Peter Gente (zweiter von links) liest Mille Plateaux von Gilles Deleuze und Felix Guattari, Polen, 1994. Abb. aus: "Der lange Sommer der Theorie", C.H. Beck

Philipp Felsch weckt Nostalgie nach dieser Zeit, nach dieser Haltung. Man liest das Protokoll einer Sitzung des Posthistoire-Seminars von Dietmar Kamper und Jacob Taubes und stößt darin auf ein paar Bemerkungen von Sybille Lewitscharoff. Sie war damals noch keine berühmte Autorin. Sie war noch nicht die geworden, die sie ist. Nach einem die Zuhörerschaft langweilenden Duchamp-Vortrag meinte sie: "Ein Dozent sollte entweder schön, klug oder witzig sein. Dieser war nichts davon." Das war sehr prätentiös und hübsch frech formuliert. Man könnte den Spruch datieren. Lewitscharoff hat die alte Trias vom Wahren, Schönen, Guten postmodern aufgefrischt.

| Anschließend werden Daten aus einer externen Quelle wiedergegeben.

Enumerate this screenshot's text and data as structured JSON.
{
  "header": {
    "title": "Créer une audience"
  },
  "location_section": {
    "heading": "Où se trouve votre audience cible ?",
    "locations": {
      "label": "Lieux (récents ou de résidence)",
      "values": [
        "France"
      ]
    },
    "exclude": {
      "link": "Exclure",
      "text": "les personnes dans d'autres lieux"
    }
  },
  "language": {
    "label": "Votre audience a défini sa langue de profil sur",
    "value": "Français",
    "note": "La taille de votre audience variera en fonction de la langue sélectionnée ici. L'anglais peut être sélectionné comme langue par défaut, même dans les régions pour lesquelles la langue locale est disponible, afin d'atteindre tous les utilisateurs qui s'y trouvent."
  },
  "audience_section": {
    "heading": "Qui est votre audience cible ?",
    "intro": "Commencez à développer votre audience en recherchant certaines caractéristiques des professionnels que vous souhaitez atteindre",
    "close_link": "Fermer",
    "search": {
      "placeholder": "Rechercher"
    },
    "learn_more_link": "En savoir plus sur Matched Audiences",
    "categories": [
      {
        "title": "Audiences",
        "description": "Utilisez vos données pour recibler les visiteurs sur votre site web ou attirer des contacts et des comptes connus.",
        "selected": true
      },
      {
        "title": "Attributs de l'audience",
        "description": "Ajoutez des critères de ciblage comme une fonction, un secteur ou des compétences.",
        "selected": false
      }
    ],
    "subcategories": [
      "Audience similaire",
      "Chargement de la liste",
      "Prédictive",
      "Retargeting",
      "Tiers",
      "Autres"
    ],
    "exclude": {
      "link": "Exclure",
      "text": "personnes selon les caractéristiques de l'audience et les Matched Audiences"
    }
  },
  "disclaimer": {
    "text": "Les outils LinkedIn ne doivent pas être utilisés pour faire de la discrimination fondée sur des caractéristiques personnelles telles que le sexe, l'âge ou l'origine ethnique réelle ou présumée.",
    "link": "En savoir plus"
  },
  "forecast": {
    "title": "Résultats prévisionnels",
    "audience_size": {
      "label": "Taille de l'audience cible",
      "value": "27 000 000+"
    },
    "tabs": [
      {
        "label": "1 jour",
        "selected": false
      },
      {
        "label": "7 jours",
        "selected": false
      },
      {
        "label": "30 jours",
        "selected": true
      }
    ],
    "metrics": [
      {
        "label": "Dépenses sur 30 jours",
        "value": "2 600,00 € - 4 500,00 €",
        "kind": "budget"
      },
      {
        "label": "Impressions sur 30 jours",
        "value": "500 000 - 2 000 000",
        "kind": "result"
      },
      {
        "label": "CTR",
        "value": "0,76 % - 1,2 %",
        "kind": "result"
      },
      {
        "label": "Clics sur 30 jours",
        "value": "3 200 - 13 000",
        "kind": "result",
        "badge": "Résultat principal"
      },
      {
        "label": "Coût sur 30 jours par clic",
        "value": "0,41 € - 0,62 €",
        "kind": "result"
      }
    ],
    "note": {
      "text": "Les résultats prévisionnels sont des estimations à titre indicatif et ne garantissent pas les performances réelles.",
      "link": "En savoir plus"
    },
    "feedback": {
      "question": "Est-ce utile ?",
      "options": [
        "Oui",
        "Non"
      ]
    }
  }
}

Wir liebten solche Frechheiten damals sehr, aber kaum jemand konnte sie so artig spitzmäulig artikulieren wie Sybille Lewitscharoff. Und wie wunderbar gemein sie war: "Würde ein dicker Sachse diesen Vortrag in sächsischer Mundart vortragen, wäre es gut. Es liegt am Vortragskünstler." Sie hatte schon damals den szenischen Blick. Sie verstand schon damals, dass alles von der Umgebung abhängt, in der etwas gesagt und getan wird. Aber nicht das Soziologiestudium hatte ihr das beigebracht, sondern die noch versteckt in ihr lebende Erzählerin. Sie ist ein gutes Beispiel dafür, dass viele ihrer Generation lange Umwege gingen, bis sie bei sich ankamen. Oder auch nicht.

Der Hinweis auf Sachsen war freilich auch eine hämische, rassistische Pointe. Sie erhellt aber auch eine große, sehr signifikante Abwesenheit in Felschs Buch: die DDR. Sie spielte in den von Felsch reanimierten Debatten, die damals im von den Mauern der Deutschen Demokratischen Republik eingekreisten Westberlin geführt wurden, keine Rolle. Zwischen Ludwig Wittgenstein und Christoph Wulf steht im Personenverzeichnis keine Christa Wolf. Auf Romy Haag und Jürgen Habermas folgt keine Nina Hagen. Auch Wolf Biermann kommt nicht vor. Zwischen Martin Heidegger und Rudolf Heinz steht kein Christoph Hein. Der einzige diesem Kreis satisfaktionsfähig erscheinende DDR-Bürger war Heiner Müller. Die Welt ist ein purloined letter. In der Erzählung von Edgar Allan Poe aus dem Jahre 1844 liegt der gesuchte Brief so vor aller Augen, dass niemand ihn sieht. So ging es großen Teilen der intellektuellen Öffentlichkeit Westberlins mit der DDR. Es gab auch andere. Aber die hatten nur wenig Berührung mit den Debatten ums Posthistoire.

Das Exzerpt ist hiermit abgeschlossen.